Ia mengatakan, persoalan ini tidak hanya berhenti pada dugaan penggelapan MBG. Pihaknya juga menyoroti dugaan pemotongan insentif pendistribusian sebesar 10 persen untuk MBG kelompok B3 yang diduga melibatkan beberapa oknum.
“Kami sudah mengantongi data dan tentu akan kami seriusi. Kami juga sudah melakukan konfirmasi kepada pihak SPPG Pordepor dan beberapa oknum yang berkaitan dengan pendistribusian MBG di tingkat desa. Selain itu, kami telah berkonsultasi dengan Kejaksaan Negeri Sumenep dan akan terus menyempurnakan data yang kami miliki,” ungkapnya.
Meski demikian, hingga berita ini ditulis belum ada pihak yang ditetapkan sebagai pelaku ataupun memberikan keterangan resmi terkait dugaan tersebut.
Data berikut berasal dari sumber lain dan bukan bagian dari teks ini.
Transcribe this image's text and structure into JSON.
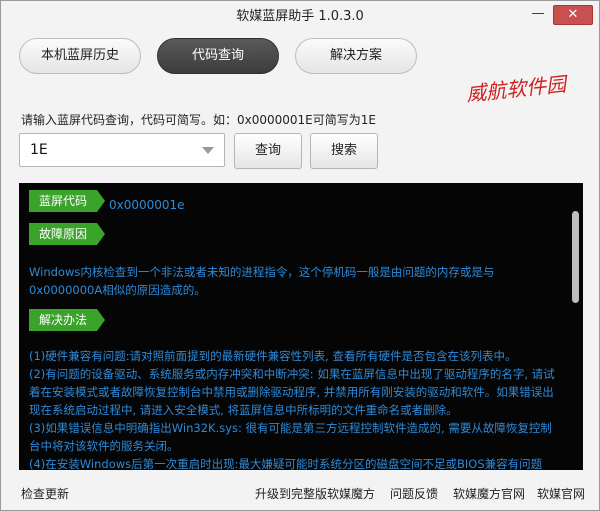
{
  "window": {
    "title": "软媒蓝屏助手 1.0.3.0",
    "minimize": "—",
    "close": "✕"
  },
  "tabs": [
    {
      "label": "本机蓝屏历史"
    },
    {
      "label": "代码查询"
    },
    {
      "label": "解决方案"
    }
  ],
  "watermark": "威航软件园",
  "query": {
    "hint": "请输入蓝屏代码查询，代码可简写。如：0x0000001E可简写为1E",
    "input_value": "1E",
    "query_button": "查询",
    "search_button": "搜索"
  },
  "result": {
    "code_label": "蓝屏代码",
    "code_value": "0x0000001e",
    "cause_label": "故障原因",
    "cause_text": "Windows内核检查到一个非法或者未知的进程指令，这个停机码一般是由问题的内存或是与0x0000000A相似的原因造成的。",
    "solution_label": "解决办法",
    "solution_text": [
      "(1)硬件兼容有问题:请对照前面提到的最新硬件兼容性列表, 查看所有硬件是否包含在该列表中。",
      "(2)有问题的设备驱动、系统服务或内存冲突和中断冲突: 如果在蓝屏信息中出现了驱动程序的名字, 请试着在安装模式或者故障恢复控制台中禁用或删除驱动程序, 并禁用所有刚安装的驱动和软件。如果错误出现在系统启动过程中, 请进入安全模式, 将蓝屏信息中所标明的文件重命名或者删除。",
      "(3)如果错误信息中明确指出Win32K.sys: 很有可能是第三方远程控制软件造成的, 需要从故障恢复控制台中将对该软件的服务关闭。",
      "(4)在安装Windows后第一次重启时出现:最大嫌疑可能时系统分区的磁盘空间不足或BIOS兼容有问题"
    ]
  },
  "footer": {
    "check_update": "检查更新",
    "upgrade": "升级到完整版软媒魔方",
    "feedback": "问题反馈",
    "mofang_site": "软媒魔方官网",
    "ruanmei_site": "软媒官网"
  }
}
Seluruh pihak yang disebut masih memiliki hak untuk memberikan klarifikasi dan penjelasan.
Secara hukum, apabila dugaan penggelapan tersebut terbukti, pelaku dapat dijerat dengan sejumlah ketentuan pidana. Dalam Kitab Undang-Undang Hukum Pidana (KUHP), Pasal 372 mengatur tentang penggelapan.
Pasal tersebut menyebutkan bahwa seseorang yang dengan sengaja dan melawan hukum memiliki barang atau harta milik orang lain yang berada dalam penguasaannya dapat dipidana penjara paling lama empat tahun atau denda.
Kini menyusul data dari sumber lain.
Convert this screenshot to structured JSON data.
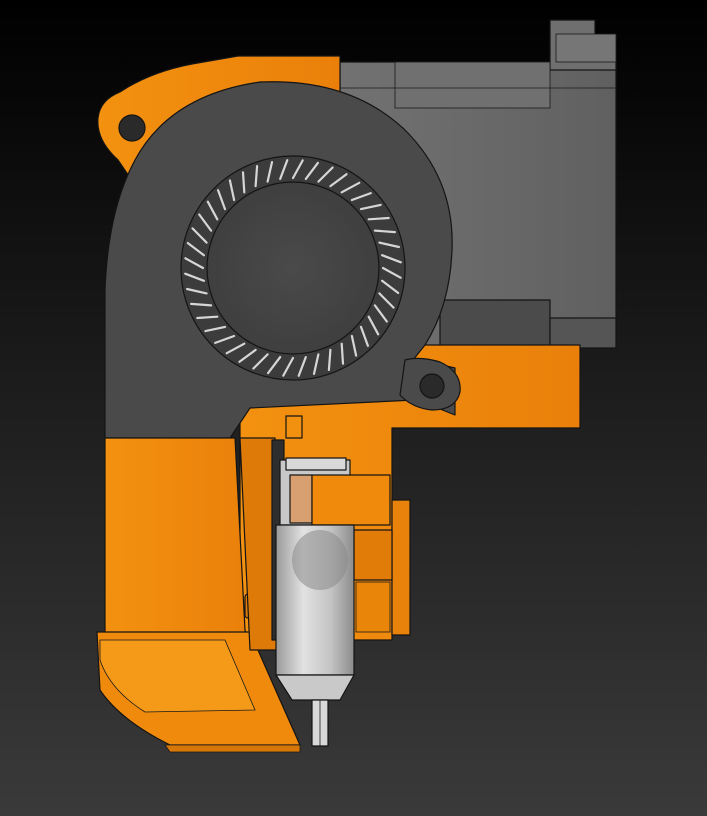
{
  "colors": {
    "background_top": "#000000",
    "background_bottom": "#3a3a3a",
    "orange": "#f0860a",
    "orange_light": "#f5960f",
    "orange_shadow": "#d87708",
    "motor_gray": "#6b6b6b",
    "motor_dark": "#4e4e4e",
    "fan_housing": "#4a4a4a",
    "fan_hub": "#454545",
    "heatsink_gray": "#b9b9b9",
    "nozzle_silver": "#cfcfcf"
  }
}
Selain itu, Pasal 374 KUHP mengatur tentang penggelapan dalam jabatan. Pasal ini dapat diterapkan apabila pelaku menguasai barang atau dana karena hubungan kerja, jabatan, atau memperoleh kepercayaan tertentu. Ancaman hukumannya berupa pidana penjara paling lama lima tahun.
Tidak hanya KUHP, jika perkara tersebut berkaitan dengan anggaran negara atau dana pemerintah, maka ketentuan dalam Undang-Undang Tindak Pidana Korupsi (UU Tipikor) juga dapat diterapkan.
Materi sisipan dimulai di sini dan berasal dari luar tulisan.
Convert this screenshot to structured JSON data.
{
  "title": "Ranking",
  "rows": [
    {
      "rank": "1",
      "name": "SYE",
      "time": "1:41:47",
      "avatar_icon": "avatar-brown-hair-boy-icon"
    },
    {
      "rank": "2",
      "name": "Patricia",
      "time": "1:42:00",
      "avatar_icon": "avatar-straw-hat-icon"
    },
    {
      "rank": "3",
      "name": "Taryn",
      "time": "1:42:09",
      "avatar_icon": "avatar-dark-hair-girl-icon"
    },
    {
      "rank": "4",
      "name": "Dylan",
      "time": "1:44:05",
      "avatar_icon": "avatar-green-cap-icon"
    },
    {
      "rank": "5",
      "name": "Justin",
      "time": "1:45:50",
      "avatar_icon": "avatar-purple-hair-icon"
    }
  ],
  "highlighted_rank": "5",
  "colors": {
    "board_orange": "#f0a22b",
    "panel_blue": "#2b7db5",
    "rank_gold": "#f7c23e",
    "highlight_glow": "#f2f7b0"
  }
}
Pasal 2 Ayat (1) UU Nomor 31 Tahun 1999 juncto UU Nomor 20 Tahun 2001 mengatur bahwa setiap orang yang secara melawan hukum memperkaya diri sendiri atau orang lain sehingga merugikan keuangan negara dapat dipidana penjara minimal empat tahun dan maksimal 20 tahun.
Sementara Pasal 3 UU Tipikor mengatur ancaman pidana bagi pihak yang menyalahgunakan kewenangan atau jabatan untuk menguntungkan diri sendiri maupun orang lain yang mengakibatkan kerugian negara, dengan ancaman pidana minimal satu tahun dan maksimal 20 tahun.
Kasus dugaan penggelapan MBG di Guluk-Guluk ini pun diperkirakan akan terus bergulir. Aktivis dan warga berharap ada penelusuran menyeluruh agar hak penerima bantuan, khususnya balita dan kelompok rentan, dapat dipastikan tersalurkan secara tepat sasaran serta mencegah terulangnya persoalan serupa di masa mendatang.